Just as technology vendors have learned the importance of integrating systems such as computerized physician order entry into healthcare employees' workflow, new research advocates similar attention to patients' needs in gaining--and maintaining--their engagement in self-care technology.

The research, published at the Journal of the American Medical Informatics Association, refers to the effort patients and family members exert for health maintenance as "patient work." That work might be visible, physical tasks or it might be invisible tasks, such as thinking about what needs to be done.

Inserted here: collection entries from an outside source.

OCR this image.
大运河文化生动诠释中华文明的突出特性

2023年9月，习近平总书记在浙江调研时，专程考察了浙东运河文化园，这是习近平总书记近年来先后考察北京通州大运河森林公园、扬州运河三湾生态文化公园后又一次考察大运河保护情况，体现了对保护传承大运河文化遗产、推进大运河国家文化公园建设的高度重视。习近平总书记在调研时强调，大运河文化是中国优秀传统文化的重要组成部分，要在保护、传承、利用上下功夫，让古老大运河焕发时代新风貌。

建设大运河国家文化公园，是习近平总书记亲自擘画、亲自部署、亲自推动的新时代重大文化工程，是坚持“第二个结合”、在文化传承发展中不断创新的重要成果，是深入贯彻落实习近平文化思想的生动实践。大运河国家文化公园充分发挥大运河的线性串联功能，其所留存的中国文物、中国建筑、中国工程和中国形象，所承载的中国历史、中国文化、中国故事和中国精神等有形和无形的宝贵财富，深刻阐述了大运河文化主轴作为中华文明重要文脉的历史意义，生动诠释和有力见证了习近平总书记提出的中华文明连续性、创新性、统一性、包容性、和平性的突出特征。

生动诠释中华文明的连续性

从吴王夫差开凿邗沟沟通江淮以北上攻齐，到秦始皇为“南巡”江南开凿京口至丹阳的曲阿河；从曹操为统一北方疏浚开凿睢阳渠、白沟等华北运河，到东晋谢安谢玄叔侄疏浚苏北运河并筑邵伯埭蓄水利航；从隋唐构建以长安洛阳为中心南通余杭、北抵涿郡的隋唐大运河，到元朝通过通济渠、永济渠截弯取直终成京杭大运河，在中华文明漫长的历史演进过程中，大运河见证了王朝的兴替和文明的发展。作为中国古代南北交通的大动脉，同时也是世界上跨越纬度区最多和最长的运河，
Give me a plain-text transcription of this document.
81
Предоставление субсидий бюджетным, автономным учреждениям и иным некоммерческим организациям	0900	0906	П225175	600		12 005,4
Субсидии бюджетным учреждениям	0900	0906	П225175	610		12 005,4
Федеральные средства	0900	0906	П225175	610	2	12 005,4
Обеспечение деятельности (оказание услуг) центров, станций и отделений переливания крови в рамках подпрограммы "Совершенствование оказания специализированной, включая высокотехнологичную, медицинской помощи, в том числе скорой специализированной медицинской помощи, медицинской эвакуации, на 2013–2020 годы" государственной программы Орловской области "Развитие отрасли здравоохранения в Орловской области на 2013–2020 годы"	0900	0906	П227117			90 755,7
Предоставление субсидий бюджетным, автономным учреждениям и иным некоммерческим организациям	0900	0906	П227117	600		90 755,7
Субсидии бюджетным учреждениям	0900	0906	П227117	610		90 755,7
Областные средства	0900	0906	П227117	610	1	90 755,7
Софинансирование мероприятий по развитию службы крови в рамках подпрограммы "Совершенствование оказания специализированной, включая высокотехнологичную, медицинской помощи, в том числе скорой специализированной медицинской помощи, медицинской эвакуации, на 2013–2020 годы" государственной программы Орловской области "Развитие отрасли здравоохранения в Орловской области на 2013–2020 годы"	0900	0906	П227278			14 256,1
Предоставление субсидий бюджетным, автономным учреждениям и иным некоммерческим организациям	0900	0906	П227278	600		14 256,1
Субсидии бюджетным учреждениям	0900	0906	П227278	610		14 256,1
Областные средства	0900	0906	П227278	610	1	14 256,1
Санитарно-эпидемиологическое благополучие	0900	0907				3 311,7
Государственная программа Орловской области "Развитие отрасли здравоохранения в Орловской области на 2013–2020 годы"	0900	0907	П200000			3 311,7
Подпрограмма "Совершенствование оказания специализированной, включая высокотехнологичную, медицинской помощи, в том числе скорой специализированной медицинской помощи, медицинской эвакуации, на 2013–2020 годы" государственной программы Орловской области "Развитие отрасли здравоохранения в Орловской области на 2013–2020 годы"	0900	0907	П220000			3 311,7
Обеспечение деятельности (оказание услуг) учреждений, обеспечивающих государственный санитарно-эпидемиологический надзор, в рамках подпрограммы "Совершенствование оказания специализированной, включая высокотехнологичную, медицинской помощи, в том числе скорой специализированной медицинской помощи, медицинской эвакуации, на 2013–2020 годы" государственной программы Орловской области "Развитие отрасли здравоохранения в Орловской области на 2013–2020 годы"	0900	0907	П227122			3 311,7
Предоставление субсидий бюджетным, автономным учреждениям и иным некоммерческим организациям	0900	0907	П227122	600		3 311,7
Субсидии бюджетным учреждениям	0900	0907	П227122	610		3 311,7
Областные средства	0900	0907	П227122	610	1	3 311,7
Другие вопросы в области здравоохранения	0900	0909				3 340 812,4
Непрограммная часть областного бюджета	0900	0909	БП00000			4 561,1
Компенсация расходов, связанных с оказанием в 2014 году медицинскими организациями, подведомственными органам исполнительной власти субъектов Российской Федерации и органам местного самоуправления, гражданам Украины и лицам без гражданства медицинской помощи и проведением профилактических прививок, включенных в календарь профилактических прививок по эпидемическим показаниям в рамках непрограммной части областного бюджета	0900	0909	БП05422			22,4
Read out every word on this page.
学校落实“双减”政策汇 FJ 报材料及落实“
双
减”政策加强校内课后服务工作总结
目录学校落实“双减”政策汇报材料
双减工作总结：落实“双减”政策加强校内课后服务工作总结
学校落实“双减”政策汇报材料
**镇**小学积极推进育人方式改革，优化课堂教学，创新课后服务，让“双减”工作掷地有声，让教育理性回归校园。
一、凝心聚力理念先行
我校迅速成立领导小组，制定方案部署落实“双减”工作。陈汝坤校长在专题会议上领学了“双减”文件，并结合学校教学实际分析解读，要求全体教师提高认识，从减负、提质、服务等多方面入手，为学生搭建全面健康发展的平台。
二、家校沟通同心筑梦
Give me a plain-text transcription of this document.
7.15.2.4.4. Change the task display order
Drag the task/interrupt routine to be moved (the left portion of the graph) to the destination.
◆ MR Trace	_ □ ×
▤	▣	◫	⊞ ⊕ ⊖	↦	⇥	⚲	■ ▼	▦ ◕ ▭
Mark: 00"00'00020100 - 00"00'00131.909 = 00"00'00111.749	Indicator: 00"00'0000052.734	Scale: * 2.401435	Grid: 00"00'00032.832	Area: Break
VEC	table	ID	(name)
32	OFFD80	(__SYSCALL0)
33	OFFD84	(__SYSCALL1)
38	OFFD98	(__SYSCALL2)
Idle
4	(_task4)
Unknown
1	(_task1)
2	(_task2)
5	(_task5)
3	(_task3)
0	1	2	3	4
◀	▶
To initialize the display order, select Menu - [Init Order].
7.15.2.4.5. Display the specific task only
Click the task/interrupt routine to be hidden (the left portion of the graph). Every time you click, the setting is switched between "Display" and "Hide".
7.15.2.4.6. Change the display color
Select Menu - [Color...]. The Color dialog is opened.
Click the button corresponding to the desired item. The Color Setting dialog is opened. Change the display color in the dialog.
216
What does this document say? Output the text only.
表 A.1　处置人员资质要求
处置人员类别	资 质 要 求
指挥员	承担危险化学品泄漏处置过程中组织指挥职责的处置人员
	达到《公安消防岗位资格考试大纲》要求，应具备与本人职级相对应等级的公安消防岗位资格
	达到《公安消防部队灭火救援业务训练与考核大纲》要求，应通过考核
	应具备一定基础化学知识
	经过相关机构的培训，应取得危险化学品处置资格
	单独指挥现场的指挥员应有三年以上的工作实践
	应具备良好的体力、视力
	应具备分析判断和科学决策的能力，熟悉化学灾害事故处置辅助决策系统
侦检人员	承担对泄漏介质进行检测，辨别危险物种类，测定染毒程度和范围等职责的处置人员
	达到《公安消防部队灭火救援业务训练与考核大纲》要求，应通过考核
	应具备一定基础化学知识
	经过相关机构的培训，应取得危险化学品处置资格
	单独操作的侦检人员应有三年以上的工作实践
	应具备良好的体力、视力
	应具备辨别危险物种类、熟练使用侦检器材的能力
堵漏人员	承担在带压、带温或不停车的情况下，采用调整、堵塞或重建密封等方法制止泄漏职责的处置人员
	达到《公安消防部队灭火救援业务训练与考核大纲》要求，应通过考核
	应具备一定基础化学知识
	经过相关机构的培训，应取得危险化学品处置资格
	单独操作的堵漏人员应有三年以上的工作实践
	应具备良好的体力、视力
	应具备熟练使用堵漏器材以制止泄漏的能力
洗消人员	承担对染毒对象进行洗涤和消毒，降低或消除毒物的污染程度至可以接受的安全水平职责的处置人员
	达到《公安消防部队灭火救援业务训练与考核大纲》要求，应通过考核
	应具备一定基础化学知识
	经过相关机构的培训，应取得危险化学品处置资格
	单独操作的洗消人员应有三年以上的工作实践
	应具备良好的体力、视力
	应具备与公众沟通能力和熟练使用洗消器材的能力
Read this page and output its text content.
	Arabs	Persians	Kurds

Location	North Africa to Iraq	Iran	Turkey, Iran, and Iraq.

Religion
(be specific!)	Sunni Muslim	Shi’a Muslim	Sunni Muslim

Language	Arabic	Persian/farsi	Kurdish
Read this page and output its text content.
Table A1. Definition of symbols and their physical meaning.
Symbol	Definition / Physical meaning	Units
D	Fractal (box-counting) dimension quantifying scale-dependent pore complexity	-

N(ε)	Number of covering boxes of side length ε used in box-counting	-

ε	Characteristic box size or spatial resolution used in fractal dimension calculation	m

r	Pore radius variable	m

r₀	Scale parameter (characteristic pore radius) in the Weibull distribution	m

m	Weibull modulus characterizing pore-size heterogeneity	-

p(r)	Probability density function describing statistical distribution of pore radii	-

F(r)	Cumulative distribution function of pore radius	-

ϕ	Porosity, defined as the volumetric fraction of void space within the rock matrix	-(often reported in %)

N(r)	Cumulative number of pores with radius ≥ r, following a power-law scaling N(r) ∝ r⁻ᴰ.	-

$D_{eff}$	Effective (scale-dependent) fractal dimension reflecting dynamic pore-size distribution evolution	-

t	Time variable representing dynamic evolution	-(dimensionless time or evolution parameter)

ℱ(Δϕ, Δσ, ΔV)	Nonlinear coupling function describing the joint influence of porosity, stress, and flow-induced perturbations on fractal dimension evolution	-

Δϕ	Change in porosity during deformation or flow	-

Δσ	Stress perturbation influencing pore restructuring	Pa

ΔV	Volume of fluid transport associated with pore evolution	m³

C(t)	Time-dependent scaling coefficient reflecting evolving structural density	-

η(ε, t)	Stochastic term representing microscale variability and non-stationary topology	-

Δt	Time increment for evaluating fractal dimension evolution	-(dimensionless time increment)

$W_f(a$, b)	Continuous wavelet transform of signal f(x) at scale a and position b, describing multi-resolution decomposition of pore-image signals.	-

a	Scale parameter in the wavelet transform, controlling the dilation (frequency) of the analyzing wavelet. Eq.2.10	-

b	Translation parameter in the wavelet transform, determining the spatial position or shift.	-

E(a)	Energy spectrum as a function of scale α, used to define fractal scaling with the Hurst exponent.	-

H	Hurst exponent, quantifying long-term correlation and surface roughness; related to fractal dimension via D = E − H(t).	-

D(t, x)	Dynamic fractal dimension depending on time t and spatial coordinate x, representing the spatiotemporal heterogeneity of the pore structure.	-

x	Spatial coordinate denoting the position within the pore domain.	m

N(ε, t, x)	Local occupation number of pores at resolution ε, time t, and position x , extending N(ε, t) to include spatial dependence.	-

It urges tech developers to better align technology with patients' abilities, relationships, community factors and daily activities. Taking this approach, the researchers say, offers rich design opportunities.

They point to five key components: the people involved; the tasks to be completed; the tools they'll use; the physical environment; and the social-organizational environment. A good fit with these factors increases likelihood that the task will be performed effectively, while breakdowns occur from a bad fit. A poor fit also might lead the patient to abandon the task all together, according to the researchers.

Treatment adherence might be affected in disadvantaged neighborhoods, for instance, while providers might see the problem as lack of compliance. For expample, a woman might not use an online application if she has to walk to the library through an unsafe neighborhood to use a computer or if the computer is located where she has little privacy.

The researchers call for more research on the nature of this patient work and how that can best be translated into application design.

With patient engagement becoming ever more the focus in healthcare, NewYork-Presbyterian Hospital's Ambulatory Care Network found that low-income immigrant patients with diabetes experienced a dramatic drop in blood sugar, blood pressure and cholesterol levels after participating in a holistic self-management program.

Mobile technology programs in the United Kingdom have freed community health nurses from routine calls so they can spend more time on higher-risk patients, and remote monitoring has boosted the self-management of patients with chronic heart failure or obstructive pulmonary disease.